ILS ONT SAUTÉ
« Le poète n’est pas celui qui dit Je n’y suis pour personne
Le poète dit J’y suis pour tout le monde
Ne frappez pas avant d’entrer
Vous êtes déjà là… »
Claude Roy
A Mido , Mirzeta et leur petite fille Mina, expulsés retournés de force en Bosnie.

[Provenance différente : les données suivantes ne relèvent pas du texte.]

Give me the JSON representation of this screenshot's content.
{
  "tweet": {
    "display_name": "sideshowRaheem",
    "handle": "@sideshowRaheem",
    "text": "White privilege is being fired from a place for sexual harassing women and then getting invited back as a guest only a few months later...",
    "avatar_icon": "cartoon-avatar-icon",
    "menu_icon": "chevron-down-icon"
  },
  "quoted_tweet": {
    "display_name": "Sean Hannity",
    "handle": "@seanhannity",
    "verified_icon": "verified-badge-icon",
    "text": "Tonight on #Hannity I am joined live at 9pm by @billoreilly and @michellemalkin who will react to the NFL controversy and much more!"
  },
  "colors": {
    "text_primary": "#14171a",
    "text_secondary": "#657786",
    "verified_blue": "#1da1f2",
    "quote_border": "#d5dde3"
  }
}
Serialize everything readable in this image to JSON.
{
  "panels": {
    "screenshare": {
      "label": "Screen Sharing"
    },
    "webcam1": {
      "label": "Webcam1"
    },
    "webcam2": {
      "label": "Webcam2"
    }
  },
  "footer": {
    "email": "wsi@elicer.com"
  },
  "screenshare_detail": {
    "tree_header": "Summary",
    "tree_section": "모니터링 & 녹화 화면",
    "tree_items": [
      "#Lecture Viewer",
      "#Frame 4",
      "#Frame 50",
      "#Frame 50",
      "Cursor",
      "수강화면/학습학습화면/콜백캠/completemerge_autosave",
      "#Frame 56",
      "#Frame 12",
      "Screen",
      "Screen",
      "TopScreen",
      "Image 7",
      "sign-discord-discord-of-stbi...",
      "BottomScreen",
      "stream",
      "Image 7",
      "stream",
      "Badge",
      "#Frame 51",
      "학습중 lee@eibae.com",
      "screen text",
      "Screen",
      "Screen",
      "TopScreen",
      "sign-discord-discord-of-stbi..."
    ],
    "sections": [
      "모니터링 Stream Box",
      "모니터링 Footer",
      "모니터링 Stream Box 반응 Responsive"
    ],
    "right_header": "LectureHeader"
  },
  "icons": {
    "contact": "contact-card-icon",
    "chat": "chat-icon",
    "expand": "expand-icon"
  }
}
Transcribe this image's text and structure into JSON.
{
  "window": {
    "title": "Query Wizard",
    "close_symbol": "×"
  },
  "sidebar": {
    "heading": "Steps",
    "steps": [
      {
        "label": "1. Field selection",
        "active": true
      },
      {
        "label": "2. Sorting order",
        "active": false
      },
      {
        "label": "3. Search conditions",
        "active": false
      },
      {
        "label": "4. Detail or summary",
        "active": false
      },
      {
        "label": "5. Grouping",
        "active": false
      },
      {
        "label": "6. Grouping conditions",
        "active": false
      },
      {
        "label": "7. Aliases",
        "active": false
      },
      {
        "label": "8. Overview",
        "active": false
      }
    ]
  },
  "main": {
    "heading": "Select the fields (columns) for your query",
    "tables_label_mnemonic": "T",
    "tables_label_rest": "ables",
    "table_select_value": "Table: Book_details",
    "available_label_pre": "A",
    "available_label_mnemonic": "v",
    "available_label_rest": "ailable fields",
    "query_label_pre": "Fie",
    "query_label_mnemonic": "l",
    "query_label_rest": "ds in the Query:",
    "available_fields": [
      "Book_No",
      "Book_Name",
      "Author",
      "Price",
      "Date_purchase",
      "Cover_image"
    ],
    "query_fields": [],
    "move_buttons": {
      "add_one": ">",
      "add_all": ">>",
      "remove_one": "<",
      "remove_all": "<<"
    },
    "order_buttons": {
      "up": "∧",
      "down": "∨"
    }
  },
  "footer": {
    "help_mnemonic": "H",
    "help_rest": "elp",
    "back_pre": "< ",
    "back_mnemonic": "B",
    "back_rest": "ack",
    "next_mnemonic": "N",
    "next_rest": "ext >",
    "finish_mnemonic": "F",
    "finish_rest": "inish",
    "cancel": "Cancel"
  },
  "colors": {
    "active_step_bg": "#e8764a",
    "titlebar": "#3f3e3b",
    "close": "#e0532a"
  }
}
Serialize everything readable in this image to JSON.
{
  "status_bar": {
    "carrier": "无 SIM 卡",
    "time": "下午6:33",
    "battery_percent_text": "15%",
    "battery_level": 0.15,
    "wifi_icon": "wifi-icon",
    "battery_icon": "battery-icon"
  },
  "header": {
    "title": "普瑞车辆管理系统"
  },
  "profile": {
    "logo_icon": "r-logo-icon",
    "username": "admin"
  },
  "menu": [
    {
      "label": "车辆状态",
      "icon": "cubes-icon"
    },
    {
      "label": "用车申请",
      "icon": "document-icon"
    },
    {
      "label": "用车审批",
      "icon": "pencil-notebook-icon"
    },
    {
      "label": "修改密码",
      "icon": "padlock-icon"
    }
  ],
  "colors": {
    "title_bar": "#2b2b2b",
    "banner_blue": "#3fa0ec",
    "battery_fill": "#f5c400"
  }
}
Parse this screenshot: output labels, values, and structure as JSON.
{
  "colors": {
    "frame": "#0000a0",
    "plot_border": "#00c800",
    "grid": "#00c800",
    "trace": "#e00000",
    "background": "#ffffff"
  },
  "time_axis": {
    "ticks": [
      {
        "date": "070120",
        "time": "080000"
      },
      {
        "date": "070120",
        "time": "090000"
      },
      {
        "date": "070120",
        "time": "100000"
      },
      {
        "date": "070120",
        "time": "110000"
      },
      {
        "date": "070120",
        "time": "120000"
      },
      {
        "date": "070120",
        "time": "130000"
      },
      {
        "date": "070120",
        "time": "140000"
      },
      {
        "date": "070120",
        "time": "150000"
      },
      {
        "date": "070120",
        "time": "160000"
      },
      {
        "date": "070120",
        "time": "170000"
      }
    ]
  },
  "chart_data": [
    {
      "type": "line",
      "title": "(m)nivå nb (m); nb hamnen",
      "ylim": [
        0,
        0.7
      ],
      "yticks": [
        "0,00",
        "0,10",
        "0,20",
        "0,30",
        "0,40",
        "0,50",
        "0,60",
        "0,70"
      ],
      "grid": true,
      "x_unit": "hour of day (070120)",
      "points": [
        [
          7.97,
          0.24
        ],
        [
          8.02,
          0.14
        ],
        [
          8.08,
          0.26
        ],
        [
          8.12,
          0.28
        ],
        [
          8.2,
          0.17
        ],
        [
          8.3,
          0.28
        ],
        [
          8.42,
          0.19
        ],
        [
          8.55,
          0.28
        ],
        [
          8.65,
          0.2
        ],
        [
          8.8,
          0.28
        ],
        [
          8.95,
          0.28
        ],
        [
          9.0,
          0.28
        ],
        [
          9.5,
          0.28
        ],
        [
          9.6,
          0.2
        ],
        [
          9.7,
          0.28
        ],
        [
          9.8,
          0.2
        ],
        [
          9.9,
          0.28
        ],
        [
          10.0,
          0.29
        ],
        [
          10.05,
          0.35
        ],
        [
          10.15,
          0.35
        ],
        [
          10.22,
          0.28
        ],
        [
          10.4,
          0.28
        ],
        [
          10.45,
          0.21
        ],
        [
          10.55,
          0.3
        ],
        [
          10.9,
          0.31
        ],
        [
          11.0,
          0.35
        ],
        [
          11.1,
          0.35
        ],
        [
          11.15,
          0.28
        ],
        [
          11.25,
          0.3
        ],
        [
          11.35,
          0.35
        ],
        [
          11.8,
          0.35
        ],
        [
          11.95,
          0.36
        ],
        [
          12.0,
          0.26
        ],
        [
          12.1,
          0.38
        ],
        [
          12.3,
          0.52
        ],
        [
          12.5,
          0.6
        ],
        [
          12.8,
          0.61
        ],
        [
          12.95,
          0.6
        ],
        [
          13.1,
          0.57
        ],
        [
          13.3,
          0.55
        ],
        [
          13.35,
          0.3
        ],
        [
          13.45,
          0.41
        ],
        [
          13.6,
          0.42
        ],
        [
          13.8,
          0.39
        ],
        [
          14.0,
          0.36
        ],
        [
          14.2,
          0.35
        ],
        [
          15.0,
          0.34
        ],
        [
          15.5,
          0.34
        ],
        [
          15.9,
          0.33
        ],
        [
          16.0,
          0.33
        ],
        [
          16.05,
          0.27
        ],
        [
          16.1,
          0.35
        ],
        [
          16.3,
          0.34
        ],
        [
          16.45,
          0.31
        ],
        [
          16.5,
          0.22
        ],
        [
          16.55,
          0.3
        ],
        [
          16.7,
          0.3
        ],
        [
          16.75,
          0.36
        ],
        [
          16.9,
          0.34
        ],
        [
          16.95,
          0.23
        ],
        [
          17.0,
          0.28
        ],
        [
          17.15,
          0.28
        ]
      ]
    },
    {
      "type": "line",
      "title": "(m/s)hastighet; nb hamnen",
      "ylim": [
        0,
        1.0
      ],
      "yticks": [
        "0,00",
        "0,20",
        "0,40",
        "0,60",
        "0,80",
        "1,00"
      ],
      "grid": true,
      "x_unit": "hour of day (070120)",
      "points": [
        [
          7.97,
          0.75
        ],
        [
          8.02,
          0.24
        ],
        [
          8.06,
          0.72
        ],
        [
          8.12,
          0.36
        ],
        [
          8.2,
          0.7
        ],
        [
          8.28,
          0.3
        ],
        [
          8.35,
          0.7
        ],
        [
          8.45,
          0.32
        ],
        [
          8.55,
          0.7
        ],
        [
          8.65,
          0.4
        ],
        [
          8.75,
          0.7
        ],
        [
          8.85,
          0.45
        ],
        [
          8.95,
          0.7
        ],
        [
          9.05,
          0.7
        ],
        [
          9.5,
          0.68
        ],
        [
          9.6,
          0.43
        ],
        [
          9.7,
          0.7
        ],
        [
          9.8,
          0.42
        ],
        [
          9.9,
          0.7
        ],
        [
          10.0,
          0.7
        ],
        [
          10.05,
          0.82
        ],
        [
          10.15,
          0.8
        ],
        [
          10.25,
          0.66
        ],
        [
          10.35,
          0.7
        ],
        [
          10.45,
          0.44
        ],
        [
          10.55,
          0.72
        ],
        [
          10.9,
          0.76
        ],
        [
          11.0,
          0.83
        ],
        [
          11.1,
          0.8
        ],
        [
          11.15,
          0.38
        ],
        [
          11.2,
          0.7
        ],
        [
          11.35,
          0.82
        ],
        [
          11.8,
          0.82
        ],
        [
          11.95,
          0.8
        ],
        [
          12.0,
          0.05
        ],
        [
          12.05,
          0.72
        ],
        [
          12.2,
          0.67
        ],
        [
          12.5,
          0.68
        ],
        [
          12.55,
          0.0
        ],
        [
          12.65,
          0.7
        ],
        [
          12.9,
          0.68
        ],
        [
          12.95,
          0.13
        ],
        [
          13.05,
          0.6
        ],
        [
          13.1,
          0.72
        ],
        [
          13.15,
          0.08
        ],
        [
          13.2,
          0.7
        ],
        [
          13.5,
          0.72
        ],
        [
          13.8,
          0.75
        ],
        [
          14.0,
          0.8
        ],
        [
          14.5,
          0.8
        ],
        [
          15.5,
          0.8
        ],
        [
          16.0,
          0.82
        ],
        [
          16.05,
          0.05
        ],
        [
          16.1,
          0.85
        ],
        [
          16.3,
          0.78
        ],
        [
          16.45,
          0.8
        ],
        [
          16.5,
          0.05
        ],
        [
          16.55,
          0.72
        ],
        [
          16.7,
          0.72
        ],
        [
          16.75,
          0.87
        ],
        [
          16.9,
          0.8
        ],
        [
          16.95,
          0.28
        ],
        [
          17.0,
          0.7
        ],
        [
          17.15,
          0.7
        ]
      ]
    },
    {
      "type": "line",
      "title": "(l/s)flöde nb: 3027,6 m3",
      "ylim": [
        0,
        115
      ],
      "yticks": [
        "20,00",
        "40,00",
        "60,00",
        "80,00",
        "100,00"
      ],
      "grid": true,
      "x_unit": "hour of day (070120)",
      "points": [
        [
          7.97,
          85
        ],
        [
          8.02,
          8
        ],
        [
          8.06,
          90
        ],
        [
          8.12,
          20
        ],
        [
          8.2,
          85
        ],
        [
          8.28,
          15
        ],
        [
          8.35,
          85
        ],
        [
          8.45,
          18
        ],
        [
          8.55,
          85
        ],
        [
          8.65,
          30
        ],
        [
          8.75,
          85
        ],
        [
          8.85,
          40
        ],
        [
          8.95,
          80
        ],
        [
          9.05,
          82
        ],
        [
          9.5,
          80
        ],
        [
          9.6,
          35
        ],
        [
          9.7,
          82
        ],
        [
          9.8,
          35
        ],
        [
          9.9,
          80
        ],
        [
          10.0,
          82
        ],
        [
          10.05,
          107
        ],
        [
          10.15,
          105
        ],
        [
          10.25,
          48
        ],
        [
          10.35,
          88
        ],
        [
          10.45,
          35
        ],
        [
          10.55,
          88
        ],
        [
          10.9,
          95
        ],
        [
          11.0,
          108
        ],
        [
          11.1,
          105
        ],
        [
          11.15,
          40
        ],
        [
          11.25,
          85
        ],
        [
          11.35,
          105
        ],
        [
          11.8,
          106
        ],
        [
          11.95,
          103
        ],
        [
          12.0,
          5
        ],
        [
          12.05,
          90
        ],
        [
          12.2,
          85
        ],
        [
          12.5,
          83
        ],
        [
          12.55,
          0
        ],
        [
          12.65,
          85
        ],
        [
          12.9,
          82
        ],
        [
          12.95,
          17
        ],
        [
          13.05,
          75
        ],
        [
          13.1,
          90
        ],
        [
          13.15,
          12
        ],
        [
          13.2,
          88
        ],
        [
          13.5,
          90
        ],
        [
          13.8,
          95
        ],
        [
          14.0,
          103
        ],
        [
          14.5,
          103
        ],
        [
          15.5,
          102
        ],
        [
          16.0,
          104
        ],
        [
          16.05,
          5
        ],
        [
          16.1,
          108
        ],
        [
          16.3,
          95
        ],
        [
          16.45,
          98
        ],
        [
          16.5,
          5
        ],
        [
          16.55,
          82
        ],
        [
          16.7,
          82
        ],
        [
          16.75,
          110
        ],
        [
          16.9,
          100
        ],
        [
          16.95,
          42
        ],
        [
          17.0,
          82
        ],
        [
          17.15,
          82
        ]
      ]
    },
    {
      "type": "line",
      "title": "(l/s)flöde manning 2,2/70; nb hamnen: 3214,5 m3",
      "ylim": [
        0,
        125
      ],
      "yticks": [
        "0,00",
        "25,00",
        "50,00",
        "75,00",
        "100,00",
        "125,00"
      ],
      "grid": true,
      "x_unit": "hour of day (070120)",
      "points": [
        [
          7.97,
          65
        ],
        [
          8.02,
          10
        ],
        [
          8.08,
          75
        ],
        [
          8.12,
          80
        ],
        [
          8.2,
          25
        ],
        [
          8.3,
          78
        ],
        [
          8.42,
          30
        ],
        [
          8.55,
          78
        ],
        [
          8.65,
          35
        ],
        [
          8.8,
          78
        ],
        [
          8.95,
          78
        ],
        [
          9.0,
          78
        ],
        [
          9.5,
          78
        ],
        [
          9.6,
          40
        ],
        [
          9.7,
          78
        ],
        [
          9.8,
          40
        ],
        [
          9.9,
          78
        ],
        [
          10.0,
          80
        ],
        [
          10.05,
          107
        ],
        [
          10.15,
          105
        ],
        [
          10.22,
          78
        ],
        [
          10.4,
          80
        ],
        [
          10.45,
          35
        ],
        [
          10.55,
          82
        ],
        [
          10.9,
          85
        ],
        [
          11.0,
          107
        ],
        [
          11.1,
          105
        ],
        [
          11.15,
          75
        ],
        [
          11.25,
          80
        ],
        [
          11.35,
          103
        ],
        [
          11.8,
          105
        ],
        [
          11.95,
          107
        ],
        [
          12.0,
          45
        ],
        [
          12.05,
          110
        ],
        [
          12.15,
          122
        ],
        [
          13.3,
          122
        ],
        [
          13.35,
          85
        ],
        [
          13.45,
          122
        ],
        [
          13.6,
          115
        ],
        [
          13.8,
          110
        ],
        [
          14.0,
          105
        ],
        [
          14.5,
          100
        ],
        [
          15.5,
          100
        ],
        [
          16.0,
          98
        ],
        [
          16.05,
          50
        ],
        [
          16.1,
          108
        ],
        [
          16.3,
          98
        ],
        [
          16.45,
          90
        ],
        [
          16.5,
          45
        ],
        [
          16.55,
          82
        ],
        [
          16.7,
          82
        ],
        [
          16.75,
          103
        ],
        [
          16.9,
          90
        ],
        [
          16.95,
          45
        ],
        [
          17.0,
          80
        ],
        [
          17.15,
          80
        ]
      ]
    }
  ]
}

Ils ont sauté du haut des fenêtres
Des fenêtres de nos maisons
Par peur de nos gendarmes et de nos policiers
Ces gendarmes et ces policiers qui sont les petits enfants
De ceux qui se chargèrent des rafles du Vel d’Hiv…
Ils ont sauté du haut des fenêtres et
Le bruit de leur chute est encore en mon cœur
Et dans le creux de mes oreilles.
Poètes, levons-nous
Il est un temps pour tout comme le dit la Bible
Voici venu le temps du cri de la colère et du poing fermé
Il ne nous suffit plus de chanter la nature et l’amour
Les oiseaux le fleurs et les rires d’enfants
Poètes levons-nous comme l’ont fait avant nous
Neruda Maïakovsky Aragon René Char
Desnos Nazim Hikmet Claude Roy et bien d’autres
Et comme aujourd’hui là-bas Tasmina Nasreen
Condamnée à mort pour la liberté des femmes
Certains m’ont dit
« On ne peut pas accueillir toute la misère du monde… »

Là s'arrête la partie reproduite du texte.